San Marino. I Capifamiglia sull’Associazione con l’Unione Europea: è davvero necessaria?
L’8 aprile, durante il confronto pubblico sull’Accordo di Associazione con l’Unione Europea, è stata proposta una narrazione molto chiara:
l’Accordo migliorerebbe concretamente la vita quotidiana dei cittadini sammarinesi.
Sono stati evocati:
• diritti equivalenti ai cittadini europei;
• maggiore libertà di movimento e lavoro;
• accesso alla sanità;
• vantaggi previdenziali;
• opportunità per giovani e studenti;
• una piena integrazione nella “dimensione europea”.
In particolare:
– il Segretario agli Esteri ha parlato di “diritto di equivalenza”;
– è stata evocata la possibilità di “interagire senza stratagemmi” nella comunità europea;
– sul piano sanitario si è parlato di accesso automatico alle cure;
– sul lavoro si è sostenuto che “non cambierà praticamente nulla” ma con vantaggi;
– sulle pensioni si è parlato di “grandissimi benefici”;
– sull’istruzione si è enfatizzato Erasmus+ e mobilità.

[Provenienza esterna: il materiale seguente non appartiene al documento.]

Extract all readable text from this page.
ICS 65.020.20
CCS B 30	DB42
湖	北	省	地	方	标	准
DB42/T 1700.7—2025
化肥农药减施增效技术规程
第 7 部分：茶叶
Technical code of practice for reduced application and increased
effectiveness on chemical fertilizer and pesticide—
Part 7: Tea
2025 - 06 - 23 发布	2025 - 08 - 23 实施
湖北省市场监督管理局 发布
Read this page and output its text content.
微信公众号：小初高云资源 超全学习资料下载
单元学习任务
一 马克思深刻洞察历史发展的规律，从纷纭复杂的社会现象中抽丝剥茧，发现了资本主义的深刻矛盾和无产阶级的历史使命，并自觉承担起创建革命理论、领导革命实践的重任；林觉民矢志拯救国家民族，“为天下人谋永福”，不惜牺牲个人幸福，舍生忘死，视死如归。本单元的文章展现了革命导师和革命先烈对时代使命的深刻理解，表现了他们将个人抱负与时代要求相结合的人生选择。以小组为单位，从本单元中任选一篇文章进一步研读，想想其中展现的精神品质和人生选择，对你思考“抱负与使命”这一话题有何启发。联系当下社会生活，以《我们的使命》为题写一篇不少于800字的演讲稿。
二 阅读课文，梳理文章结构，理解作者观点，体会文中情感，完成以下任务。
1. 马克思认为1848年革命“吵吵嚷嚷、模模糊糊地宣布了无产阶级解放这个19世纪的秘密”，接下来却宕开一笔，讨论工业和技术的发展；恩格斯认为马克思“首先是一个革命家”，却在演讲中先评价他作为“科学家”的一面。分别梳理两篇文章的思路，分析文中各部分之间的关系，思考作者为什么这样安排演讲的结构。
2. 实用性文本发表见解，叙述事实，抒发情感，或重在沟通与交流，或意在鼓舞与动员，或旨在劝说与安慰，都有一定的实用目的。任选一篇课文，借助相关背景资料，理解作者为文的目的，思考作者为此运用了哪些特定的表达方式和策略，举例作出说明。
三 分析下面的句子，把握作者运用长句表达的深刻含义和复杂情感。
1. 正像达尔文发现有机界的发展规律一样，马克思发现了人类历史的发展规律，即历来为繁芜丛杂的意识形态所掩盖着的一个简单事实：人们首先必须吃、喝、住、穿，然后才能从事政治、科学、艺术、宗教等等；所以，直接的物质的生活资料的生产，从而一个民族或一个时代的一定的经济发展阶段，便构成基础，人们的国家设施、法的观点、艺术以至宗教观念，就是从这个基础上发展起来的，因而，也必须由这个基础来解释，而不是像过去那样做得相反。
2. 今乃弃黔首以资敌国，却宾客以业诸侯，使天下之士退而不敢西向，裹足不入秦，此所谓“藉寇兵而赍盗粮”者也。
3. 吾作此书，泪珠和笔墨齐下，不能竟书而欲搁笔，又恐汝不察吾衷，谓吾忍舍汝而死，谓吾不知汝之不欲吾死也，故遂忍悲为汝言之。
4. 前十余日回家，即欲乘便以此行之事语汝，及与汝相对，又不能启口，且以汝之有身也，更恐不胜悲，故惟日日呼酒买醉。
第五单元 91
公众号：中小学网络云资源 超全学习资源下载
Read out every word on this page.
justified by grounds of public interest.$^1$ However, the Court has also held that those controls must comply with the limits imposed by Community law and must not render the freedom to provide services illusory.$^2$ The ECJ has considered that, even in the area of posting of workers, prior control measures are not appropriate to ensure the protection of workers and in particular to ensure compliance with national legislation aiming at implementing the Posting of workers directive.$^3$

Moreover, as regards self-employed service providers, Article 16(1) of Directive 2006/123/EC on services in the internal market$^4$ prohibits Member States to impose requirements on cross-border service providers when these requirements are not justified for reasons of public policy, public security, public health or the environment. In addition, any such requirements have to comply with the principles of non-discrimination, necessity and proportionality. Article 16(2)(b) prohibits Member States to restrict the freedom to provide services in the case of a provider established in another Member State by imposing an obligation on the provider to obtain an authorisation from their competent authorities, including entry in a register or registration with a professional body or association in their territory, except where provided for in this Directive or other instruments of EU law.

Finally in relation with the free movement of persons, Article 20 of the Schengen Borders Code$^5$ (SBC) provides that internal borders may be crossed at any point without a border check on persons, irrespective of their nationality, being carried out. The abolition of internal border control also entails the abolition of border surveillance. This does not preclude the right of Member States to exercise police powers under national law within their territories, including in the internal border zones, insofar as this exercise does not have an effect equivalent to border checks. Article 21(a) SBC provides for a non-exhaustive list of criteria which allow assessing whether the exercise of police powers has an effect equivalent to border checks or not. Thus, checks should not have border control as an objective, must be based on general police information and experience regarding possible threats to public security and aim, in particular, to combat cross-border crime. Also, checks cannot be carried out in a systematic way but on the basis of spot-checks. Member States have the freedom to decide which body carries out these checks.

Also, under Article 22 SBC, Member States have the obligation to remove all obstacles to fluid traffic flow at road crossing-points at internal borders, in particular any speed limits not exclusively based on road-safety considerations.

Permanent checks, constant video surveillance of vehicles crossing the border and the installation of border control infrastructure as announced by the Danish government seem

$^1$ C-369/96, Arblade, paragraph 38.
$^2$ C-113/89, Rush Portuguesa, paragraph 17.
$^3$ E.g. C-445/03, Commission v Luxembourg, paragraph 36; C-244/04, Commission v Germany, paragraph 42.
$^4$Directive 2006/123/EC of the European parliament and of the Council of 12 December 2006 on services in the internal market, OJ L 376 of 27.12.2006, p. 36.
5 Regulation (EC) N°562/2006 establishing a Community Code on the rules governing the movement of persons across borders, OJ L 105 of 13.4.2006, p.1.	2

Il messaggio politico è chiaro.
l’Accordo porterebbe benefici concreti, diretti e diffusi nella vita quotidiana.
Cosa dice davvero l’Accordo?
Quando si analizza il testo giuridico articoli, allegati e protocolli emerge un quadro diverso.
Non si tratta di negare gli obiettivi.
Si tratta di verificare se i risultati dichiarati sono realmente previsti.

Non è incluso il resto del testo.